« On ne reforme pas la société par décret » écrivit en son temps le sociologue Michel Crozier dans un ouvrage au titre-éponyme. L’Élysée aurait songé à introduire dans le Projet de loi de financement de la sécurité sociale une disposition allongeant l’âge légal de départ à la retraite.
En écho et en prolongement au mot de Crozier, on serait tenté de rajouter que l’on réforme encore moins la société par amendement, comme si de rien n’était, entre la poire et le fromage d’une procédure parlementaire « cheval de Troie » d’une transformation dont on ne peut ignorer qu’elle touche à un nerf sensible de la société.
L’hypothèse est néanmoins suffisamment avancée pour qu’elle suscite à l’intérieur de la majorité une onde, si ce n’est de choc, mais de réserve.

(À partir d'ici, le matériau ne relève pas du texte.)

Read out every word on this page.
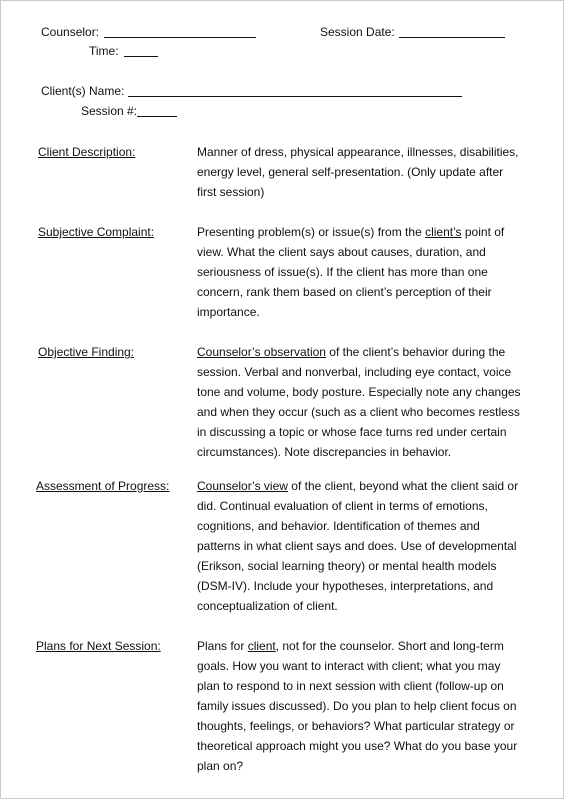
Counselor:	Session Date:
Time:
Client(s) Name:
Session #:
Client Description:	Manner of dress, physical appearance, illnesses, disabilities,

energy level, general self-presentation. (Only update after

first session)

Subjective Complaint:	Presenting problem(s) or issue(s) from the client’s point of

view. What the client says about causes, duration, and

seriousness of issue(s). If the client has more than one

concern, rank them based on client’s perception of their

importance.

Objective Finding:	Counselor’s observation of the client’s behavior during the

session. Verbal and nonverbal, including eye contact, voice

tone and volume, body posture. Especially note any changes

and when they occur (such as a client who becomes restless

in discussing a topic or whose face turns red under certain

circumstances). Note discrepancies in behavior.

Assessment of Progress: Counselor’s view of the client, beyond what the client said or

did. Continual evaluation of client in terms of emotions,

cognitions, and behavior. Identification of themes and

patterns in what client says and does. Use of developmental

(Erikson, social learning theory) or mental health models

(DSM-IV). Include your hypotheses, interpretations, and

conceptualization of client.

Plans for Next Session:	Plans for client, not for the counselor. Short and long-term

goals. How you want to interact with client; what you may

plan to respond to in next session with client (follow-up on

family issues discussed). Do you plan to help client focus on

thoughts, feelings, or behaviors? What particular strategy or

theoretical approach might you use? What do you base your

plan on?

François Bayrou a signifié, on ne peut plus clairement, son opposition ; le président du groupe Horizon à l’Assemblée, Laurent Marcangeli, a lui-même exprimé ses doutes quant à ce procédé eu égard à l’extrême » fragilité » du corps social ; la Présidente de l’Assemblée nationale, Madame Braun-Pivet, a explicitement et non sans fermeté dit son désaccord. D’autres raisons au demeurant que les seuls états d’âme majoritaires plaident en faveur de l’abandon d’une telle intention : la position des partenaires sociaux, y compris des plus compréhensifs à l’instar de la CFDT, qui refusent catégoriquement l’activation de cette méthode ; l’opinion publique dont un récent sondage a montré qu’elle refusait à plus de 70 % le retour de cette réforme ; le climat général, fracturé et inquiet, qui de facto inciterait naturellement à la prudence, sans compter une arithmétique parlementaire indéniablement peu propice.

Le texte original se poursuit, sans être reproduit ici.